Lawmakers mull doing away with ‘nuisance’ film fund rule
Jessica Steinberg, The Times of Israel's culture and lifestyles editor, covers the Sabra scene from south to north and back to the center
Culture Minister Miki Zohar says he wants to do away with a database established to ensure a diversity of voices would be involved with vetting film projects that seek financial support from state-backed film funds.
“The database caused harm,” Zohar says during a meeting of the Knesset Education, Culture and Sports Committee. “The Israeli audience will decide who deserves funding.”
The comments come during a meeting to discuss an amendment to the Cinema Law that would abolish the database, before it goes to the Knesset for final passage.

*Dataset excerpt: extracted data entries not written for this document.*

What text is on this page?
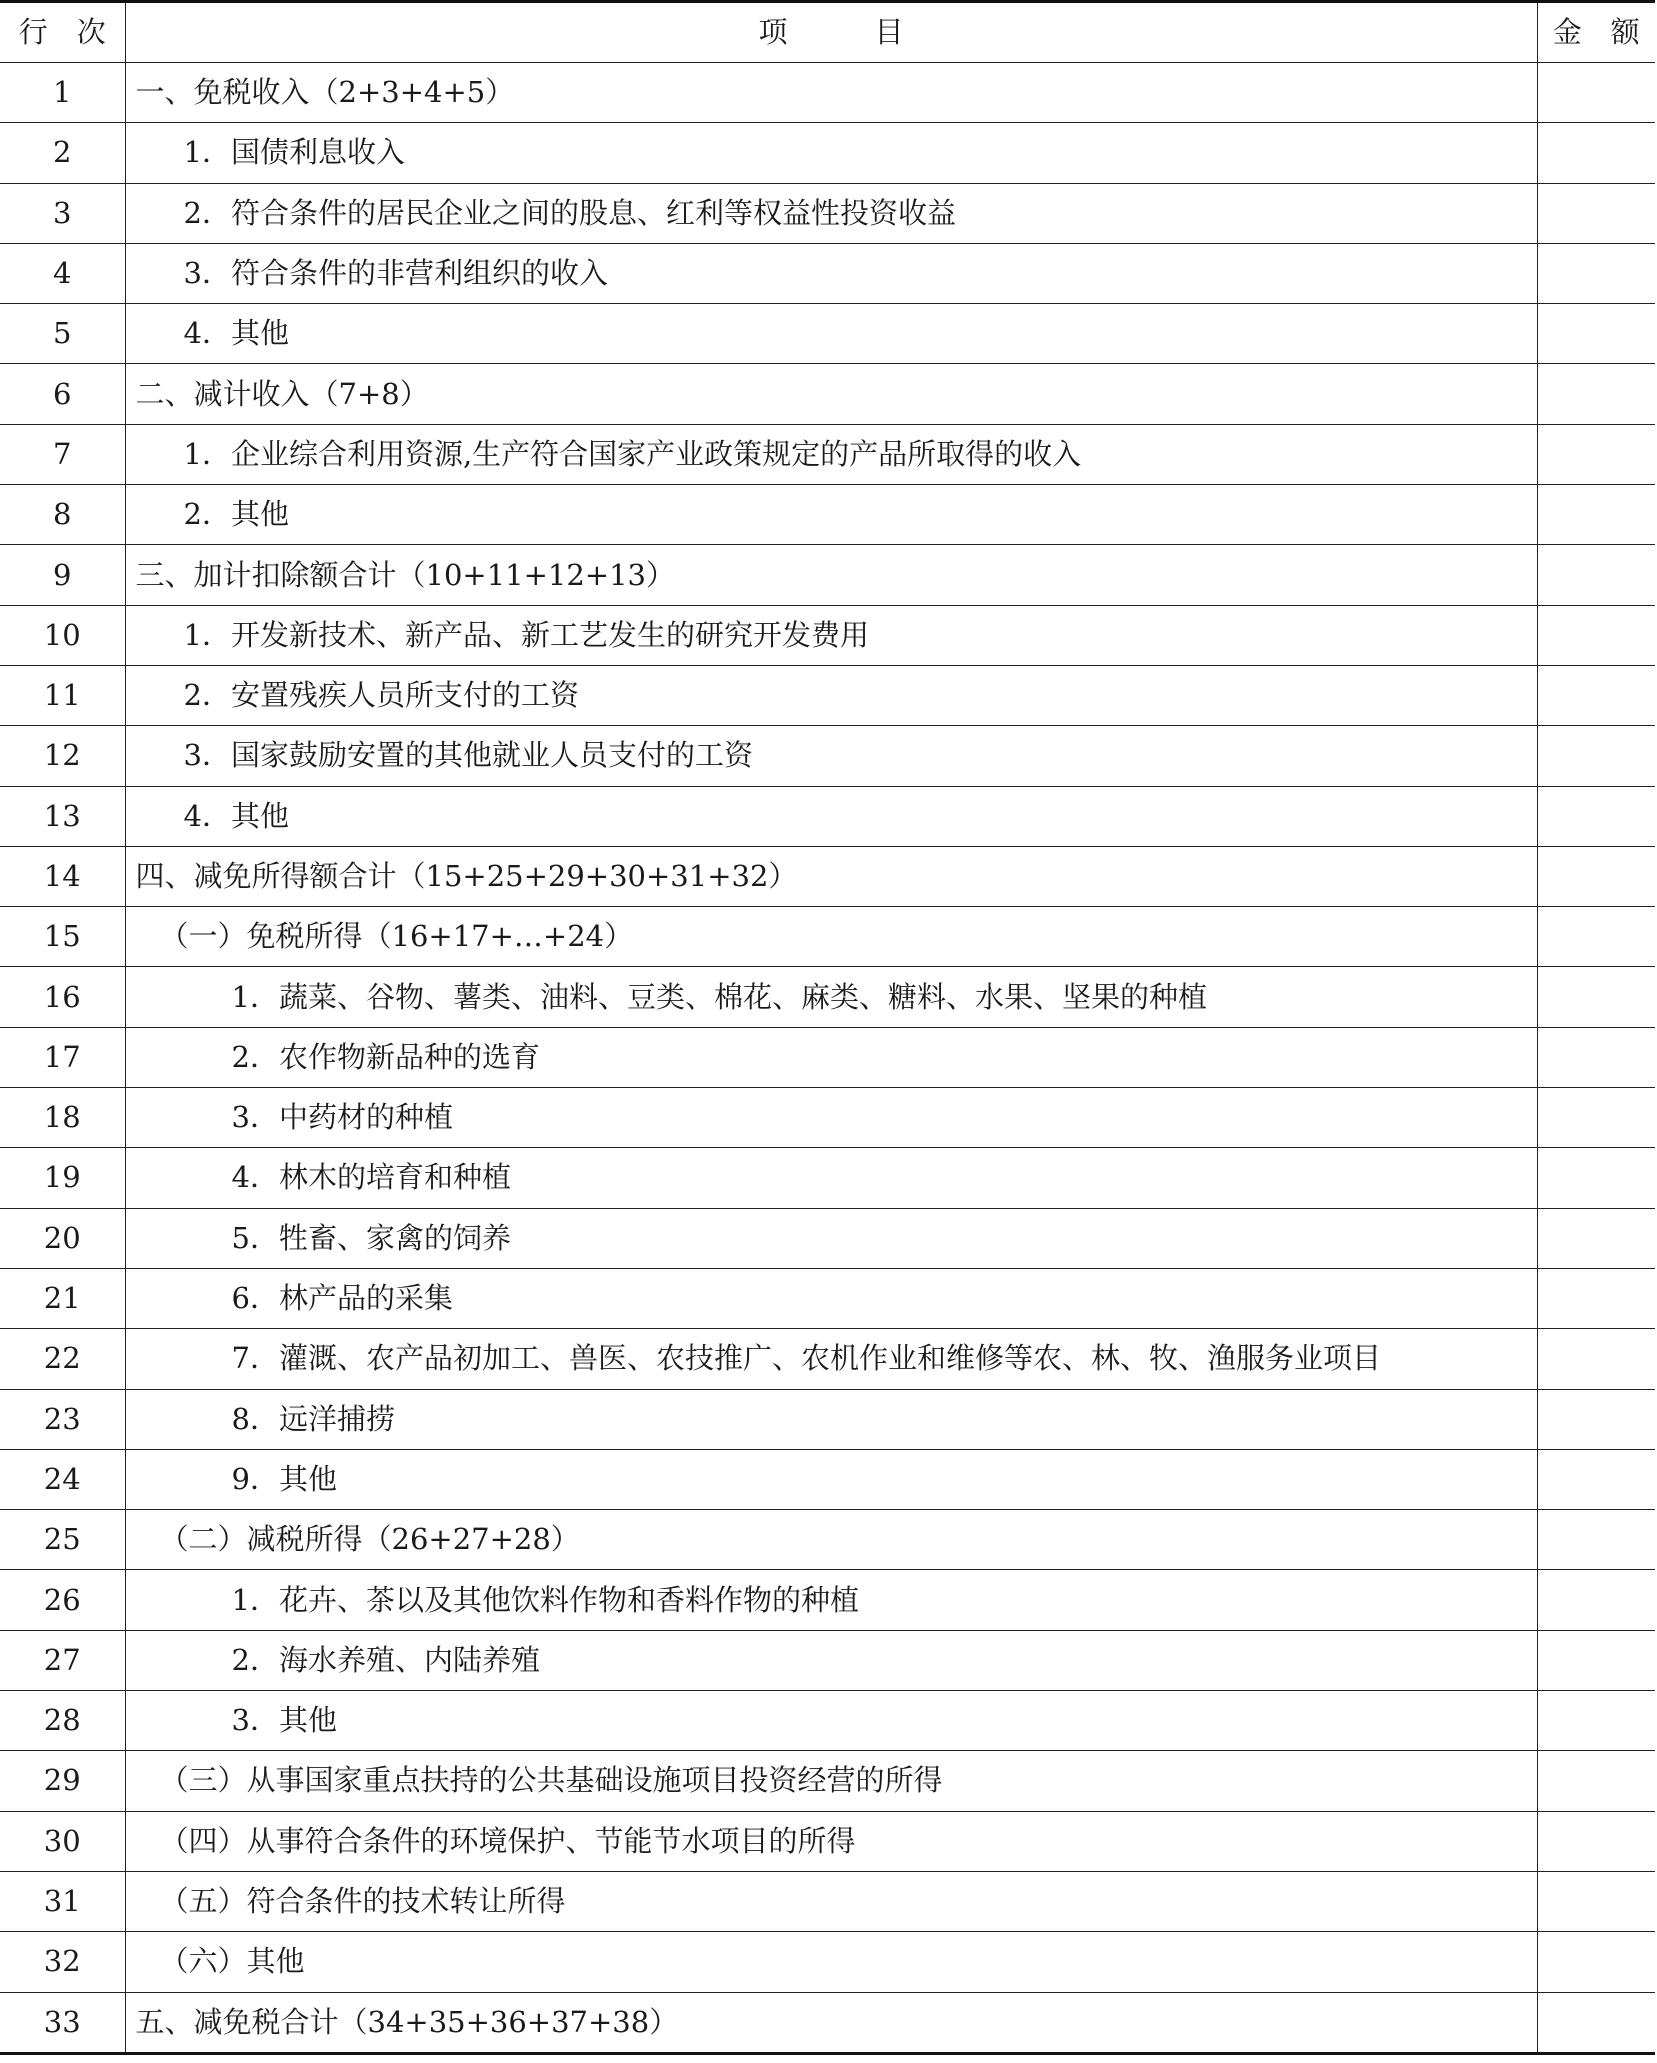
行　次	项　　　目	金　额
1	一、免税收入（2+3+4+5）	
2	1．国债利息收入	
3	2．符合条件的居民企业之间的股息、红利等权益性投资收益	
4	3．符合条件的非营利组织的收入	
5	4．其他	
6	二、减计收入（7+8）	
7	1．企业综合利用资源,生产符合国家产业政策规定的产品所取得的收入	
8	2．其他	
9	三、加计扣除额合计（10+11+12+13）	
10	1．开发新技术、新产品、新工艺发生的研究开发费用	
11	2．安置残疾人员所支付的工资	
12	3．国家鼓励安置的其他就业人员支付的工资	
13	4．其他	
14	四、减免所得额合计（15+25+29+30+31+32）	
15	（一）免税所得（16+17+…+24）	
16	1．蔬菜、谷物、薯类、油料、豆类、棉花、麻类、糖料、水果、坚果的种植	
17	2．农作物新品种的选育	
18	3．中药材的种植	
19	4．林木的培育和种植	
20	5．牲畜、家禽的饲养	
21	6．林产品的采集	
22	7．灌溉、农产品初加工、兽医、农技推广、农机作业和维修等农、林、牧、渔服务业项目	
23	8．远洋捕捞	
24	9．其他	
25	（二）减税所得（26+27+28）	
26	1．花卉、茶以及其他饮料作物和香料作物的种植	
27	2．海水养殖、内陆养殖	
28	3．其他	
29	（三）从事国家重点扶持的公共基础设施项目投资经营的所得	
30	（四）从事符合条件的环境保护、节能节水项目的所得	
31	（五）符合条件的技术转让所得	
32	（六）其他	
33	五、减免税合计（34+35+36+37+38）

The database, created through Amendment No. 5 to the Cinema Law by previous culture minister Miri Regev, requires the Film Council to operate a database of critics with an academic degree in theater, literature or communications, in order to ensure diverse representation of voices in Israeli society. The database currently includes 1,300 critics and evaluators, whose job is to examine and evaluate scripts submitted to government-supported film funds as part of financial aid applications from filmmakers.
According to data presented in the discussion, NIS 86.5 million was distributed through 11 film funds in 2024 for 328 Israeli films, including 37 full-length films.
The proposed bill seeks to abolish the database, allowing film funds that receive government support to hire or contract critics independently.
“The reform we made in the world of cinema brings about a situation where the Israeli audience will provide feedback to the film funds – the more Israeli audience views a film, the higher its rating from the fund, and as a result, the need for critics is gone,” says Zohar. “There is no longer a need to fear that the funds will be biased and fund scripts that promote only one agenda. If they fund a particular agenda that the audience doesn’t like, their budget will decrease or even disappear.”
A representative of the Israeli Film Council, Kifna Kifnis, expresses support for abolishing the critics database, as does Yoav Abramovich, CEO of the Ravinovitch Foundation for the Arts, one of the large film funds, who says that doing so will reduce the bureaucratic burden.
“Six years ago, when Miri Regev was culture minister, she changed the law and set up the critics database, and we were against it,” says Lior Tamam, CEO of the Screenwriters Guild. “But in reality, the database didn’t harm anyone and didn’t add anything, it just became a bureaucratic nuisance. We are pretty indifferent to leaving it because the market has already gotten used to it. The current amendment simply returns things to how they were before the Regev amendments.”